The 2007 festival featured two concept productions of unmitigated awfulness. What a surprise, therefore, to encounter Michael Hampe’s old-fashioned staging of Maometto II (1820), with its crystalline narrative unfolding - no distracting goings-on to deconstruct.
Maometto is about the agonising dilemmas created by the tyrannical imperatives of love and duty to country. Rossini projects the resultant emotional conflicts via a series of heart-stopping, soul-searching trios, via striking accompanied recitative which often dramatically disrupts the conventional musical forms such as the aria with cabaletta.
The personal crises are also woven into the fabric of the big narrative ensembles. The score is a miracle of musical architecture, whose inexorable momentum powers the tragedy.
Chiara Donato’s costumes are colourful period. Alberto Andreis provides monumental settings in naturalistic mode. However, they sometimes necessitate the closure of the front curtain, which impedes momentum to the detriment of the score’s structural dynamic.
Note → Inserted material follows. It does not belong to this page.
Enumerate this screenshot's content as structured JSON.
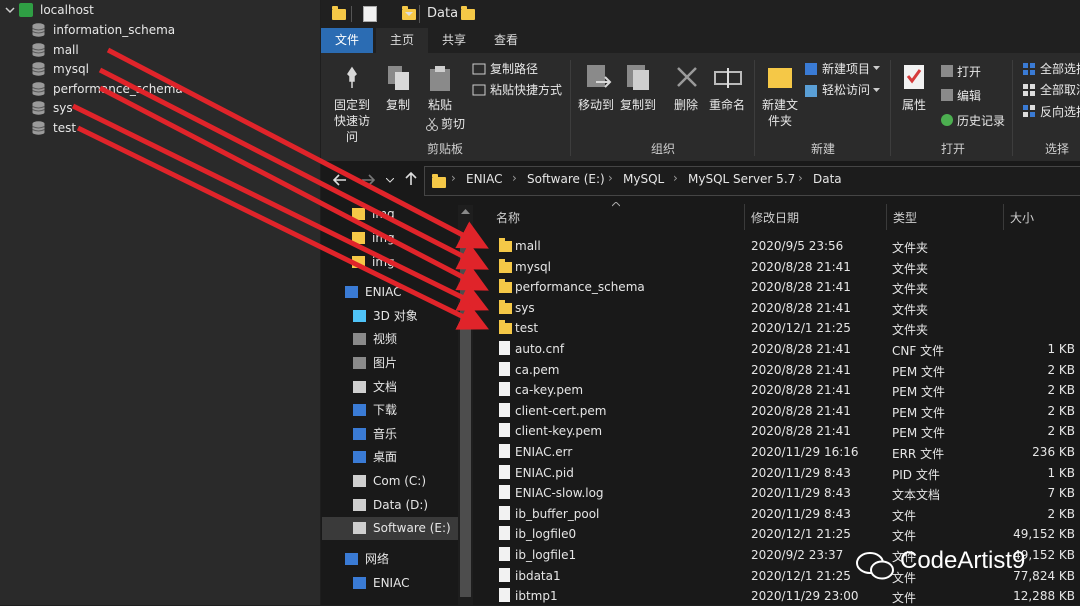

Gustav Kuhn too conducts a reading which tends to sectionalise the score so that, for example, the remarkable Act I Terzettone, Ohime! Qual fulmine, was served up in bits. Rossini builds in integrated blocks.
Despite such reservations, the production confirms Maometto as a masterpiece. And the fine cast do it proud. Francesco Meli’s weighty tenor, safe in passage work, catches the Venetian Commander Erisso’s stern morality. Marina Rebeka is a feisty Anna, whose tonal radiance and expressive ‘fioriture’ movingly reveal her inner torments.
Daniella Barcellona’s warm and agile mezzo fits the compassionate Calbo like a glove. Only Michele Pertusi’s imposing Maometto is vocally over-parted.